This is a one-day symposium organised by the editors of antiTHESIS and postgraduates in the Department of English with Cultural Studies at the University of Melbourne.
The symposium will bring together postgraduate scholars and creative writers from across Australia and overseas for a day of interdisciplinary debate and academic exchange.
"We invite papers which consider the momentum of excess, as a stimulus for subjective transformation and political upheaval, as a spur to rapture and revolution. Excess suggests the limits of knowledge, experience, language, production, consumption and power, and simultaneously the rejection and dissolution of such limits.
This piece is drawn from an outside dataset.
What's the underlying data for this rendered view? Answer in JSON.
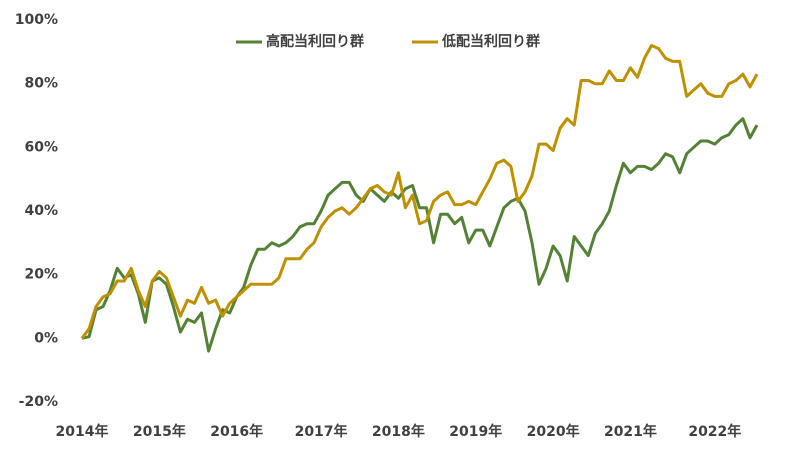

"Scholars and creative writers are invited to direct their contribution to one of the following themes:
- bodies and pleasure
- hedonism, decadence, the sublime
- the spectacle of excess
- censorship, discipline and regulation
- the subjective experience of excess as creative and destructive
- excess as a thematic and stylistic feature of literary production
- cultural forms of excess (for example, carnival, consumerism, fetishism, and technologies)
- political revolutions as the scene of real or imagined excess
- revolutions in the history of ideas (based on the concept of excess)
'We are pleased to announce that a limited amount of funding will be made available to subsidise the cost of travel for interstate participants.
"Excess: Rapture and Revolution" is the theme of volume 15 of antiTHESIS, Australia's longest-running interdisciplinary postgraduate journal. Presenters at the symposium will be encouraged to submit their work for publication in the fully-refereed 2005 edition of antiTHESIS.